Monday, August 1, 2011

Today's Featured Writer ~ Jack London

Jack London 

(1876-1916) American writer. Jack London (John Griffith) lived a life that was full of adventure, some of which he dramatized in his most famous works,is known for "Call of the Wild" and "White Fang." His best novel, "The Sea-Wolf," was based on his experiences at sea. 

Gerald Haslam writes, "Jack London has been more widely read and translated than any other American author in history." This book offers selections from many of London's best-known works, many of which depict adventure in all of its various forms.

Life Merging Into Fiction

London was able to write with a fresh and vital perspective because he lived many of the adventures he wrote about in his tales. From an early age, he was able to survive by various legal and illegal means. He was an oyster pirate, paperboy, salmon fisherman, fish patrolman, and sailor. He worked in a canning factory, a jute mill, and a laundromat.

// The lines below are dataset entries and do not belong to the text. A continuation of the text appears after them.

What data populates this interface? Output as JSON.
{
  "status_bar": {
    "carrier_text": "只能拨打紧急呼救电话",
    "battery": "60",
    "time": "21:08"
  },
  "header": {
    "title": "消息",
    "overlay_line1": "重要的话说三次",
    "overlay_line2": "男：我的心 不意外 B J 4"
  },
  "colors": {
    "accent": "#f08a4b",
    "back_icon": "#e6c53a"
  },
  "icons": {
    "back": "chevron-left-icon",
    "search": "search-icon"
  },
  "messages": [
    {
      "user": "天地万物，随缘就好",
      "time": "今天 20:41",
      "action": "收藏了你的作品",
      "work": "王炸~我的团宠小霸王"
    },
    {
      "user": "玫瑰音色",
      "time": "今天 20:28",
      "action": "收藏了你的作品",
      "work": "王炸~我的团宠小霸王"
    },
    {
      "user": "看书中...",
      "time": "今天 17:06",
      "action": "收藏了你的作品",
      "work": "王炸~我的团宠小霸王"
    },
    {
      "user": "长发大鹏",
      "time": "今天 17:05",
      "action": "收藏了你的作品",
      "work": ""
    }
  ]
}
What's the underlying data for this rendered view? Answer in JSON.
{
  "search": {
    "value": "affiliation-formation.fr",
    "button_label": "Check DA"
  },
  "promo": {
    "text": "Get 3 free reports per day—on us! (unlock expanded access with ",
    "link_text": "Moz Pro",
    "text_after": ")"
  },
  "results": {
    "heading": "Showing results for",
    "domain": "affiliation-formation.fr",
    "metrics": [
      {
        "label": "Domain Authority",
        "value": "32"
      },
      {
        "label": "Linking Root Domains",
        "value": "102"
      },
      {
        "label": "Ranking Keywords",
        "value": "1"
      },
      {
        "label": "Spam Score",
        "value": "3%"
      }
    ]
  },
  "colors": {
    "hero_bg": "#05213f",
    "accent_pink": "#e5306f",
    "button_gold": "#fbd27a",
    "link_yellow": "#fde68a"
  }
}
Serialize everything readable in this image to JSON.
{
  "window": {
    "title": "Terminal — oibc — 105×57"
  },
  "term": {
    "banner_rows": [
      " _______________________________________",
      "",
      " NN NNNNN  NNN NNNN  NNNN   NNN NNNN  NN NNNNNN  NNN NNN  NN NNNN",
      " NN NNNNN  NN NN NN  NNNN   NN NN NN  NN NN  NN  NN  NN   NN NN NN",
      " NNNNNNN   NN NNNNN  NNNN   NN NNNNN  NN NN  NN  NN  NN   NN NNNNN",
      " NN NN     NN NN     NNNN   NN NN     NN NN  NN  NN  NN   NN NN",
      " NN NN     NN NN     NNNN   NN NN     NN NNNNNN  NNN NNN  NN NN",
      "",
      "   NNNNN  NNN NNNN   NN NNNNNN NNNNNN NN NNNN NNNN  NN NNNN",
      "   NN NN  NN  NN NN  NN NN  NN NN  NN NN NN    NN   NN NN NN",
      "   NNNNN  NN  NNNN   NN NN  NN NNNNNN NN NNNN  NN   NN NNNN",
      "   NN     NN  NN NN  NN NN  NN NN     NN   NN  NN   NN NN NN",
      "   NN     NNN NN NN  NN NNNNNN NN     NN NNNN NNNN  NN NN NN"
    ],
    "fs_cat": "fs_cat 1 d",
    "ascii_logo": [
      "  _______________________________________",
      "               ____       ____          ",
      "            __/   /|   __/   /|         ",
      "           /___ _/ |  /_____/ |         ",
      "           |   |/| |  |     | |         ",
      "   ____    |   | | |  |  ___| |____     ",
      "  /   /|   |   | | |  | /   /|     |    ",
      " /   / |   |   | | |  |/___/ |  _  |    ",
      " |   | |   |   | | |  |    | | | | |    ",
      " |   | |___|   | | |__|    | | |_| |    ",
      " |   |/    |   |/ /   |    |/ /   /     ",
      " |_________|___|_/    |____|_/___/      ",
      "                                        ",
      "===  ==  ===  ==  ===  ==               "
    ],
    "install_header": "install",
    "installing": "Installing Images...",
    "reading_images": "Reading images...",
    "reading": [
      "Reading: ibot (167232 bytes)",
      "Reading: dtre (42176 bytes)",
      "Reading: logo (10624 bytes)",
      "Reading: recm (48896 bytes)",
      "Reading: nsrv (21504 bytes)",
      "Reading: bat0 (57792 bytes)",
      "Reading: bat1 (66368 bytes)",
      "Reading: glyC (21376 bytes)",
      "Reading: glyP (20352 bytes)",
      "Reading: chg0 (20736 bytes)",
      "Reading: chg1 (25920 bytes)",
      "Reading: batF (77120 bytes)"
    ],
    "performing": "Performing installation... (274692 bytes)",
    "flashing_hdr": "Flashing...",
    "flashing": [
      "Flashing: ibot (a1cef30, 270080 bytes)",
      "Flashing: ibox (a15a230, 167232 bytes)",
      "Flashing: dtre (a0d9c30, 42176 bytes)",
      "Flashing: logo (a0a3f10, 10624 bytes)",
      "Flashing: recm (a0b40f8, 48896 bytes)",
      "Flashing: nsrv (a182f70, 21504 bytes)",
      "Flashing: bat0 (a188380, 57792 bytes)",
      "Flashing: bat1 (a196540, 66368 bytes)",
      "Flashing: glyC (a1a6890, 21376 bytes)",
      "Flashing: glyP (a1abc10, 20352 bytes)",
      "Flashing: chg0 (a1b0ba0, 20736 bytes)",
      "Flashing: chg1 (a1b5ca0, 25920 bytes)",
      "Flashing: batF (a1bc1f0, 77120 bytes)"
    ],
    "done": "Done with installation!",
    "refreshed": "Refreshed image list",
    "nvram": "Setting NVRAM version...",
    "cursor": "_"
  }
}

Then, in 1897, London took part in the Klondike gold rush. He would later write that he found himself in the Klondike. He said, "There nobody talks. Everyone thinks. You get your true perceptive. I got mine."

Publishing the Tale

Jack London's first book was published in 1900. In the years to follow, London's stories, novels and other works covered a wide spectrum of human experience. He wrote about the dehumanization of a human being in "The Apostate": "There had never been a time when [Johnny] had not been in an intimate relationship with machines. Machinery had almost been bred into him, and at any rate he had been brought up on it." But, London is able to tap into something far deeper than the surface horrors, injustices and dehumanizations in human nature.
 
He takes us with him on these journeys to discovery, thrilling us with the adventure. His works remain fresh and accessible, because, as Haslam explains, London "helped invent what we think of as modern American prose."
JACK LONDON QUOTATIONS

  • "I would rather be ashes than dust! I would rather that my spark should burn out in a brilliant blaze than it should be stifled by dry rot. I would rather be a superb meteor, every atom of me in magnificent glow, than a sleepy and permanent planet. The proper function of man is to live, not to exist. I shall not waste my days in trying to prolong them. I shall use my time."
    - Jack London
  • "Pictures! Pictures! Pictures! Often, before I learned, did I wonder whence came the multitudes of pictures that thronged my dreams; for they were pictures the like of which I had never seen in real wake-a-day life. They tormented my childhood, making of my dreams a procession of nightmares and a little later convincing me that I was different from my kind, a creature unnatural and accursed."
    - Jack London, Before Adam
  • "The soft summer wind stirs the redwoods, and Wild-Water ripples sweet cadences over its mossy stones. There are butterflies in the sunshine, and from everywhere arises the drowsy hum of bees. It is so quiet and peaceful, and I sit here, and ponder, and am restless. It is the quiet that makes me restless. It seems unreal. All the world is quiet, but it is the quiet before the storm. I strain my ears, and all my senses, for some betrayal of that impending storm. Oh, that it may not be premature! That it may not be premature!"
    - Jack London, Iron Heel
  • "The one opened the door with a latch-key and went in, followed by a young fellow who awkwardly removed his cap. He wore rough clothes that smacked of the sea, and he was manifestly out of place in the spacious hall in which he found himself. He did not know what to do with his cap, and was stuffing it into his coat pocket when the other took it from him. The act was done quietly and naturally, and the awkward young fellow appreciated it. 'He understands,' was his thought. 'He'll see me through all right.'"
    - Jack London, Martin Eden
  • "Buck did not read the newspapers, or he would have known that trouble was brewing, not alone for himself, but for every tidewater dog, strong of muscle and with warm, long hair, from Puget Sound to San Diego. Because men, groping in the Arctic darkness, had found a yellow metal, and because steamship and transportation companies were booming the find, thousands of men were rushing into the Northland. These men wanted dogs, and the dogs they wanted were heavy dogs, with strong muscles by which to toil, and furry coats to protect them from the frost."
    - Jack London, The Call of the Wild
  • "All my life I have had an awareness of other times and places. I have been aware of other persons in me. Oh, and trust me, so have you, my reader that is to be. Read back into your childhood, and this sense of awareness I speak of will be remembered as an experience of childhood. You were then not fixed, not crystallized. You were plastic, a soul in flux, a consciousness and an identity in the process of forming--ay, of forming and forgetting."
    - Jack London, The Star Rover
  • "Dark spruce forest frowned on either side the frozen waterway. The trees had been stripped by a recent wind of their white covering of frost, and they seemed to lean toward each other, black and ominous, in the fading light. A vast silence reigned over the land."